Surely one reason so many Americans lack writing skills is that, for decades, most U.S. schools haven’t taught them. In 2011, a nationwide test found that only 24 percent of students in eighth and 12th grades were proficient in writing, and just 3 percent were advanced.
If students get writing assignments at all, they’re usually of the “write about how you feel” variety. There’s value to that kind of exercise, but it doesn’t provide kids with the tools they need to write analytically.
The Common Core education standards, adopted by more than 40 states and the District, attempt to address this deficit. They require that students learn to write fluently about the meaning of what they’re learning — not just in English class, but also in history, science and maybe even math class.
That makes sense: When students put what they’ve read into their own words, they’re more likely to absorb and retain it. And learning to write clearly requires learning to think clearly.
But the authors of the Common Core focused just on the skills that students should have at each grade level, not on how to impart them. And few teachers have been trained to teach these writing skills, apparently because educators believe that students will just pick them up through reading. Obviously, most don’t.
The standards also assume students in middle and high school already know the rules of capitalization, punctuation and sentence construction. But that’s often not the case, especially in high-poverty environments.
Faced with high school seniors who can’t compose a simple sentence, teachers may throw up their hands when confronted with an English language arts standard saying their students should “use appropriate and varied transitions and syntax to link the major sections of the text, create cohesion, and clarify the relationships among complex ideas and concepts.”
You have to learn to add before you can do calculus. Similarly, before students can write a coherent five-paragraph essay, they need to learn to write a decent sentence — no matter what grade they’re in.
That doesn’t mean teachers should drill students on grammar rules, an approach that research has shown doesn’t actually work. Instead, they can ask students to decide whether a group of words is a sentence or a fragment — not an easy distinction for many to grasp.

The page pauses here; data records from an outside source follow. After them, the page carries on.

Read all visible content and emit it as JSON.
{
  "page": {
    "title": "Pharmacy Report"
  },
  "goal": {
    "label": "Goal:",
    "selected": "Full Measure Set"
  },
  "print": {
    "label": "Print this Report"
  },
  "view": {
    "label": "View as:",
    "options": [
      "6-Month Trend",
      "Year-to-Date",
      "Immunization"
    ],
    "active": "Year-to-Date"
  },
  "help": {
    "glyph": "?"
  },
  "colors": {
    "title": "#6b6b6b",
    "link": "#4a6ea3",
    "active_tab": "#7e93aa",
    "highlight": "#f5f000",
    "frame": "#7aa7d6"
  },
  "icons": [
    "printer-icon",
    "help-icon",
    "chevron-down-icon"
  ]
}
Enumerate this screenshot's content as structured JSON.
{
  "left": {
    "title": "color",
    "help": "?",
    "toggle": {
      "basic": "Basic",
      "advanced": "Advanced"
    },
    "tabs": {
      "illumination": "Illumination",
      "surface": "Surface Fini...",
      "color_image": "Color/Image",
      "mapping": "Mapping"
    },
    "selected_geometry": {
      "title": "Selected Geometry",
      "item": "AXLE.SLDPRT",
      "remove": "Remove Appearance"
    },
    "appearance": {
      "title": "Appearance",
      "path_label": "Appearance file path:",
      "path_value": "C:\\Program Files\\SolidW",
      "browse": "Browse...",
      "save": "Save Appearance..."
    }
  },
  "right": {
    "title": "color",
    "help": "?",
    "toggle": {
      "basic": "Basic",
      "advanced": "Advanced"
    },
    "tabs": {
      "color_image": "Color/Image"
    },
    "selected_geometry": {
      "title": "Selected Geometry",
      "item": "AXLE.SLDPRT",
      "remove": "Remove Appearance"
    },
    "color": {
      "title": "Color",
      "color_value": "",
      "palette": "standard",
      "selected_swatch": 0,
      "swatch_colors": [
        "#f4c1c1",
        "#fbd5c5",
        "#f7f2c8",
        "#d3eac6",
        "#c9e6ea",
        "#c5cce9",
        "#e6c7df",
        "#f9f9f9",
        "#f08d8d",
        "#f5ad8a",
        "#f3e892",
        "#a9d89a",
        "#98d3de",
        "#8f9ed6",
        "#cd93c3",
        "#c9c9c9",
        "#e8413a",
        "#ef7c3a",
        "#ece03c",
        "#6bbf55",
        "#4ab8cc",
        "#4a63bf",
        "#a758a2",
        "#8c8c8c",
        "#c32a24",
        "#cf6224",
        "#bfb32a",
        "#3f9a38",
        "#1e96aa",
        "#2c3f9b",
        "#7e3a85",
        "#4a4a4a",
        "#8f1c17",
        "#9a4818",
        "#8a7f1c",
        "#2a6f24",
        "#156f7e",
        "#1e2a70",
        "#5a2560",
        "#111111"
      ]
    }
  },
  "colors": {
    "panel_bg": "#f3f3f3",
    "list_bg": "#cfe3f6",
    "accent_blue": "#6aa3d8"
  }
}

Once students understand the concept of a sentence, they can learn to use conjunctions such as “but” and “because.” Then they can create complex sentences — including those beginning with subordinating conjunctions such as “although” or “despite” — to introduce variety into their writing. Generally, students need to learn how people write as opposed to how they speak.
When students have a basic grasp of sentences, then — and only then — should they move on to planning and drafting paragraphs. Once they can write paragraphs, they can tackle essays.

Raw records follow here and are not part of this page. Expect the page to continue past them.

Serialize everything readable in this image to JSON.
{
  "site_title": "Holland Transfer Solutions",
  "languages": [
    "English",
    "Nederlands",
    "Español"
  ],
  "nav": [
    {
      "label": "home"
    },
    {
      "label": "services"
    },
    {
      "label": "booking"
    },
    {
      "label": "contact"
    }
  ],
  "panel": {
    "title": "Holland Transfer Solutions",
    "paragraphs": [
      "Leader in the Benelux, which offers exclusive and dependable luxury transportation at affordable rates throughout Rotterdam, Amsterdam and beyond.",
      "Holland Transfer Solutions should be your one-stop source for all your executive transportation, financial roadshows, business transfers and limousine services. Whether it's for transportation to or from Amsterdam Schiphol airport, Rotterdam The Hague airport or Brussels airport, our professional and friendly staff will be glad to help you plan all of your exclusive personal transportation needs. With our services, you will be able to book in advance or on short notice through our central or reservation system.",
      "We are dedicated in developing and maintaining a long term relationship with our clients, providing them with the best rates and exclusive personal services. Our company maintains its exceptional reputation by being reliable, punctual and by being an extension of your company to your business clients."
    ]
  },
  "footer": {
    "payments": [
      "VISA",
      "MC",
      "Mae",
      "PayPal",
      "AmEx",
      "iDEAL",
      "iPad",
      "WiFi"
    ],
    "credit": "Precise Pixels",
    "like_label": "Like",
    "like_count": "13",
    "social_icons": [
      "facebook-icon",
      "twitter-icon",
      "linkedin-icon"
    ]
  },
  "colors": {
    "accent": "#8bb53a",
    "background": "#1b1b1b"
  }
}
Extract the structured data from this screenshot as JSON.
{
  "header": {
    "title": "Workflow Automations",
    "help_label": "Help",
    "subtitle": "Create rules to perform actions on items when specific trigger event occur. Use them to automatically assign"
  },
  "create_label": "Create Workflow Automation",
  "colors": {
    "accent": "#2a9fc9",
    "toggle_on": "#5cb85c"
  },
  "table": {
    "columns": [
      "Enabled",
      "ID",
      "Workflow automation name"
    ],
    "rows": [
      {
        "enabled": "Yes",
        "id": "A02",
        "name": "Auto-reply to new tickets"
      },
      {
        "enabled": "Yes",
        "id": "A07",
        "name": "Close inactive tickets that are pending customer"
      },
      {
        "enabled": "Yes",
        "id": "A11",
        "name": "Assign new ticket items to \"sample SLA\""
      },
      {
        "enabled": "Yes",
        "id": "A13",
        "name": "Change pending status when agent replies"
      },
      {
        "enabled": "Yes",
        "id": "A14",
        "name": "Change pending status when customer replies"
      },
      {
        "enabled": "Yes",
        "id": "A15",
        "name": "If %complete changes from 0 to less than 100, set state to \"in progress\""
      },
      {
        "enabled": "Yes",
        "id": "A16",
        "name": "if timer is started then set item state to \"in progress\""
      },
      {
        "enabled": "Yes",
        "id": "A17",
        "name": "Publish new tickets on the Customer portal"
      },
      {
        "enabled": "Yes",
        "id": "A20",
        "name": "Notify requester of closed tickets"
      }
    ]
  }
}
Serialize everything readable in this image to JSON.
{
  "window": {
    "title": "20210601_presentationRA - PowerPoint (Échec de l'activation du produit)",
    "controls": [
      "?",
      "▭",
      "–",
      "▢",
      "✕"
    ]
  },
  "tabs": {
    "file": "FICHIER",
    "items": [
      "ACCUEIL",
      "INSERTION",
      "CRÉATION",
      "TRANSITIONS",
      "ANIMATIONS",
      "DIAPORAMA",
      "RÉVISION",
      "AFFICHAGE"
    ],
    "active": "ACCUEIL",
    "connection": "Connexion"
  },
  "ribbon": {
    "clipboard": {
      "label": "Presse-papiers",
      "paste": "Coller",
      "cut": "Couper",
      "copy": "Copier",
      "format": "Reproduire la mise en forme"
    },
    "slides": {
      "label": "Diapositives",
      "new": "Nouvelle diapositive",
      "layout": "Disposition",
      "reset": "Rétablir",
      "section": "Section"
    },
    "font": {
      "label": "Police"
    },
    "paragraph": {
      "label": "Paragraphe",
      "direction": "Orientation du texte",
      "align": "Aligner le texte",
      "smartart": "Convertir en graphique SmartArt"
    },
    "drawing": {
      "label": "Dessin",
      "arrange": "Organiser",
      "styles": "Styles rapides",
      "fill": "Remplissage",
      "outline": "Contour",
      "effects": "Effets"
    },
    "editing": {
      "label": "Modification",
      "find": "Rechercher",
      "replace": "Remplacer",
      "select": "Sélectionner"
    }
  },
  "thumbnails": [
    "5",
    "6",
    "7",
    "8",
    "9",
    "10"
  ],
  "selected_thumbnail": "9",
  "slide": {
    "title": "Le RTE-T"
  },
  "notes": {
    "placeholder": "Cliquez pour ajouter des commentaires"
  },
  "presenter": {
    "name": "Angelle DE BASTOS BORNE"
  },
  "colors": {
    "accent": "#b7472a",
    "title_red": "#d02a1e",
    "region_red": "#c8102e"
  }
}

The Common Core’s failure to acknowledge that many older students lack basic writing skills can have counterproductive results. For example, the Education Trust recently studied more than 1,200 middle school writing assignments to see whether they aligned with the Common Core and faulted them in part because they didn’t require students to write at length.
“In grades six to eight, we must see extended writing — multiple cohesive paragraphs that clearly reflect strong organization and style,” the report’s authors lamented.

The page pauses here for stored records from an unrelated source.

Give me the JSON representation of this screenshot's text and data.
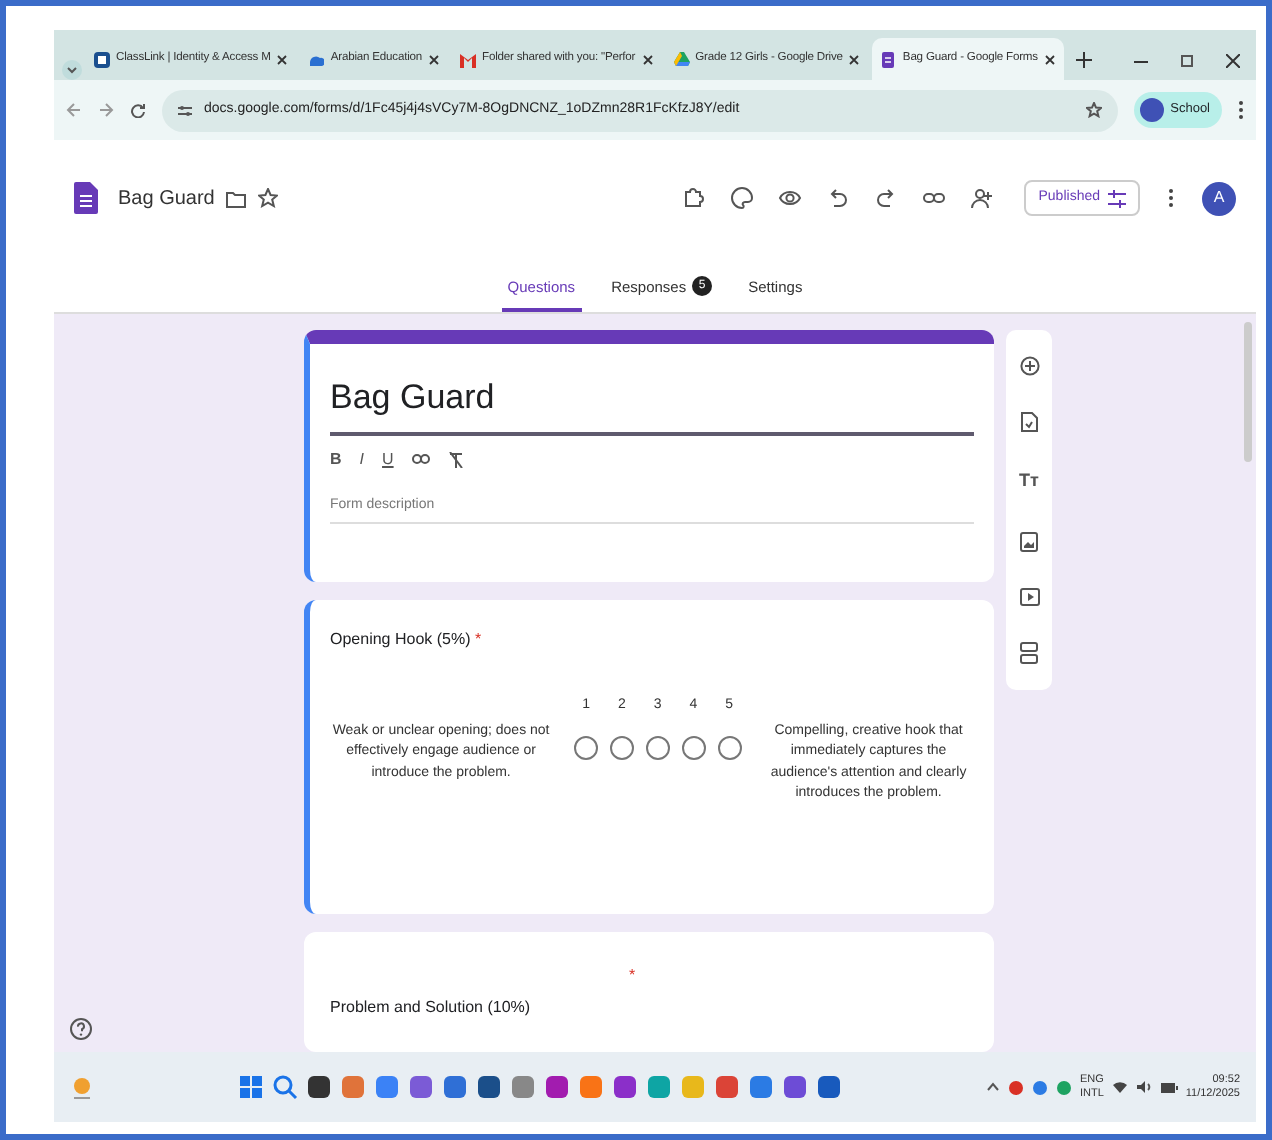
{
  "browser": {
    "tabs": [
      {
        "kind": "classlink",
        "title": "ClassLink | Identity & Access M",
        "selected": false
      },
      {
        "kind": "cloud",
        "title": "Arabian Education",
        "selected": false
      },
      {
        "kind": "mail",
        "title": "Folder shared with you: \"Perfor",
        "selected": false
      },
      {
        "kind": "drive",
        "title": "Grade 12 Girls - Google Drive",
        "selected": false
      },
      {
        "kind": "forms",
        "title": "Bag Guard - Google Forms",
        "selected": true
      }
    ],
    "url": "docs.google.com/forms/d/1Fc45j4j4sVCy7M-8OgDNCNZ_1oDZmn28R1FcKfzJ8Y/edit",
    "profile": "School"
  },
  "app_header": {
    "title": "Bag Guard",
    "publish_button": "Published",
    "avatar": "A"
  },
  "form_tabs": [
    {
      "label": "Questions",
      "selected": true
    },
    {
      "label": "Responses",
      "selected": false,
      "badge": "5"
    },
    {
      "label": "Settings",
      "selected": false
    }
  ],
  "form": {
    "title": "Bag Guard",
    "format_buttons": [
      "B",
      "I",
      "U"
    ],
    "description_placeholder": "Form description"
  },
  "side_toolbar": {
    "title_tool": "Tт"
  },
  "questions": [
    {
      "title": "Opening Hook (5%)",
      "required_mark": "*",
      "low_label": "Weak or unclear opening; does not effectively engage audience or introduce the problem.",
      "high_label": "Compelling, creative hook that immediately captures the audience's attention and clearly introduces the problem.",
      "scale": [
        {
          "label": "1",
          "selected": false
        },
        {
          "label": "2",
          "selected": false
        },
        {
          "label": "3",
          "selected": false
        },
        {
          "label": "4",
          "selected": false
        },
        {
          "label": "5",
          "selected": false
        }
      ]
    },
    {
      "title": "Problem and Solution (10%)",
      "required_mark": "*"
    }
  ],
  "taskbar": {
    "language": "ENG",
    "layout": "INTL",
    "time": "09:52",
    "date": "11/12/2025"
  }
}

But if middle and high school students are writing poorly constructed sentences, they’ll almost certainly end up writing poorly constructed essays. And while the Common Core demands that students engage in critical thinking, sentence-length assignments can fulfill that mandate as well as longer ones.
For example, a teacher can give students the beginning of a sentence based on a text and ask them to finish it using the conjunction “but,” requiring them to examine the text closely enough to find two contrasting ideas. That gives the teacher a manageable opportunity not only to correct writing mistakes, but also to uncover what students haven’t understood. A teacher confronted with an essay full of mechanical and conceptual errors may not know where to begin in correcting the essay.
It’s understandable that educators and policymakers feel a sense of urgency about getting students to write at length in the upper grades. But if we keep expecting students who can’t construct decent sentences to magically produce coherent essays, we’ll remain a nation of lousy writers forever.